Sanchez hüllt sich in Schweigen

Jeff Bezos hat so viel Geld, dass ihn viele um seinen Reichtum beneiden. Doch dürften die meisten gerade ganz froh sein, nicht in seiner Haut zu stecken. Der Gründer und Chef von Amazon wird erpresst. Eine US-Zeitschrift soll ihm gedroht haben, Nacktfotos und intime Chatnachrichten von ihm zu bringen. Nun stellt sich heraus, wie diese Zeitschrift, der "National Enquirer", überhaupt an die Bilder gekommen sein könnte. Es soll der Bruder von Bezos' Geliebter gewesen sein. Die neue Freundin an der Seite des Multimilliardärs die TV-Moderatorin Lauren Sanchez, ihr Bruder Michael soll sie nun hintergangen und Bilder der beiden an die Presse gegeben haben. Sanchez und auch der Verlag des Klatschblattes wollen dazu nichts sagen, hüllen sich in Schweigen.

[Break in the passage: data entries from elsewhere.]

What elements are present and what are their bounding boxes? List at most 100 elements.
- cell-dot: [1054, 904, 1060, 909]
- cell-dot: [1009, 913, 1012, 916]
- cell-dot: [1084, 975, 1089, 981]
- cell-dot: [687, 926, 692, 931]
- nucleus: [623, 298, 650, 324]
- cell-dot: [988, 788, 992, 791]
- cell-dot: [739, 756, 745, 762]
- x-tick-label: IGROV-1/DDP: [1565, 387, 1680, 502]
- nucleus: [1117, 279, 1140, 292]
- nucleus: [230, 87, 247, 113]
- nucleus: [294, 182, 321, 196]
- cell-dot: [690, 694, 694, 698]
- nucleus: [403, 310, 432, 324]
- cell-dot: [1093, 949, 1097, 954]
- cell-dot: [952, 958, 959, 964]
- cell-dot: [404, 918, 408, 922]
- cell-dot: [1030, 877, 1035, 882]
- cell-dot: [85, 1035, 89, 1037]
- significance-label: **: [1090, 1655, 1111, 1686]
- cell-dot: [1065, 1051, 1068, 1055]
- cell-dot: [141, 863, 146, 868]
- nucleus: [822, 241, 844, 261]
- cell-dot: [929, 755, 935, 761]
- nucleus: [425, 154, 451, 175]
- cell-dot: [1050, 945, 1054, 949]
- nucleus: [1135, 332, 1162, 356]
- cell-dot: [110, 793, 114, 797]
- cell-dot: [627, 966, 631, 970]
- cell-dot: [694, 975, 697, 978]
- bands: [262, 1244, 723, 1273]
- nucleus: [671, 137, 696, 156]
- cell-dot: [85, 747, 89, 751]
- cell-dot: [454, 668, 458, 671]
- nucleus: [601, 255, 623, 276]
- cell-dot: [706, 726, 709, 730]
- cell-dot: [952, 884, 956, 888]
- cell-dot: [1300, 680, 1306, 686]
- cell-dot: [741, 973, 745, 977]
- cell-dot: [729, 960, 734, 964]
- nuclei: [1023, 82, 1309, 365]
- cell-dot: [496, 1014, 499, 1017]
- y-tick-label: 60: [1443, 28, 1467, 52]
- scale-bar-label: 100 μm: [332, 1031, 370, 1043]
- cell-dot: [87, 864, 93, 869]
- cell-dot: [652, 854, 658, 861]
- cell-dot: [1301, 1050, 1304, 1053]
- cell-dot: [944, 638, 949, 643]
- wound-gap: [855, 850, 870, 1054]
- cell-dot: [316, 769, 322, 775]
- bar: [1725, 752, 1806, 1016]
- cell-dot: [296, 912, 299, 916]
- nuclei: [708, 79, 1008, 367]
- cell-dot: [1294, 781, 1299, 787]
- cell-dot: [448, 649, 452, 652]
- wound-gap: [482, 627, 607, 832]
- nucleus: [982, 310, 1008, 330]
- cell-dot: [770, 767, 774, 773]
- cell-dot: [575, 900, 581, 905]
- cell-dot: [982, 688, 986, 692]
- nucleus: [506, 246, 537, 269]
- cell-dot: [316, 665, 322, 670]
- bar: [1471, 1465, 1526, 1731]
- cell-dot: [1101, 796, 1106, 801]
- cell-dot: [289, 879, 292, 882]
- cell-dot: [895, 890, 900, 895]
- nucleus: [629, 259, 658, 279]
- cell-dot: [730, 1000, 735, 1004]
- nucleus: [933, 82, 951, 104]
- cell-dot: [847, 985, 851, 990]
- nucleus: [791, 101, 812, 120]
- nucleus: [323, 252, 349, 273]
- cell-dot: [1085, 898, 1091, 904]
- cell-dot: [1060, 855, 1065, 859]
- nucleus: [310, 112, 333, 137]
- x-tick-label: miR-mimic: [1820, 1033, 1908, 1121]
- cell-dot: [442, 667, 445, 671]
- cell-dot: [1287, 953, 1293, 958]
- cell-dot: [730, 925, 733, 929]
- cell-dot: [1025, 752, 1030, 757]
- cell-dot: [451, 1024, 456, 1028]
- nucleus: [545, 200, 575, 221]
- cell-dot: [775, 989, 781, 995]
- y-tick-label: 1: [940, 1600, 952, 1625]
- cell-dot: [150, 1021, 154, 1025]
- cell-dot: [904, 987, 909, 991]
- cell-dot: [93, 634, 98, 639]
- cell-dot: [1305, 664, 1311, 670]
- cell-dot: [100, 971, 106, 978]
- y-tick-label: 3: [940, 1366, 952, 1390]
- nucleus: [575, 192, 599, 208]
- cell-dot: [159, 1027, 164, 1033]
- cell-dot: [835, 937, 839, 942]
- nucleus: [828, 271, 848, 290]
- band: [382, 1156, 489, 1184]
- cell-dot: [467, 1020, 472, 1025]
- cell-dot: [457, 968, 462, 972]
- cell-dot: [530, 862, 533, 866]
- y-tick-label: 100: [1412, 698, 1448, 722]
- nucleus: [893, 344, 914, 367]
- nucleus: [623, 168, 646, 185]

"Ich schaue nach, was hervorkriecht"

Dass der Verräter aus der Familie seiner Freundin kommen könnte, dürfte für Bezos ein Schock sein. Er hatte zuvor alles daran gesetzt, zu erfahren, wer der Informant der Zeitschrift sein könnte. Seine Bemühungen waren auch Auslöser für den Erpressungsversuch der Zeitschrift. Zumindest nach Darstellung von Bezos: Der "Enquirer" verlangte von ihm, seine Nachforschungen einzustellen. Ansonsten werde man sogar Nacktfotos von unterhalb der Gürtellinie veröffentlichen. Eine heikle Situation für den Amazon-Gründer – er stand vor der Wahl, klein beizugeben oder den Schritt an die Öffentlichkeit zu wagen. Er entschied sich für Letzteres. "Natürlich will ich, dass von mir keine persönlichen Fotos veröffentlicht werden", schrieb er. Doch Angst habe er auch nicht. "Ich stehe lieber auf, drehe diesen Baumstamm um und schaue nach, was darunter hervorkriecht." So kam der Fall an die Öffentlichkeit.

Was Donald Trump mit alldem zu tun hat

Und der hat auch eine politische Seite. Denn Jeff Bezos gilt als scharfer Kritiker von US-Präsident Donald Trump. Und der wiederum ist gut mit dem Chef des "National Enquirer" befreundet. Dass die Zeitschrift also den Amazon-Gründer derart hart anging, dürfte dem Präsidenten zumindest gefallen haben. Oder war es gar eine Gefälligkeit? Das ist die Frage, die Antwort steht noch aus. Und noch etwas: Jeff Bezos ist Besitzer der Hauptstadtzeitung "Washington Post", die nahezu täglich kritisch über Trump berichtet. Der Präsident beschimpft sie daher immer wieder als "Amazon Washington Post".

Half der "Enquirer" Trump schon einmal?

Erleben wir hier also gar eine Auseinandersetzung zwischen dem Präsidenten und dem wohl reichsten Mann der Welt? Bezos selbst ist sich sicher, dass das so ist. Der "National Enquirer" bestreitet das vehement. Das Blatt soll Trump aber schon früher geholfen haben. So soll er etwa dem Pornostar Stormy Daniels die Rechte an der Geschichte ihrer Affäre mit Trump abgekauft haben – um diese dann totzuschweigen. Ein Glück für den Präsidenten, blieb ihm diese Peinlichkeit doch im Wahlkampf 2016 erspart.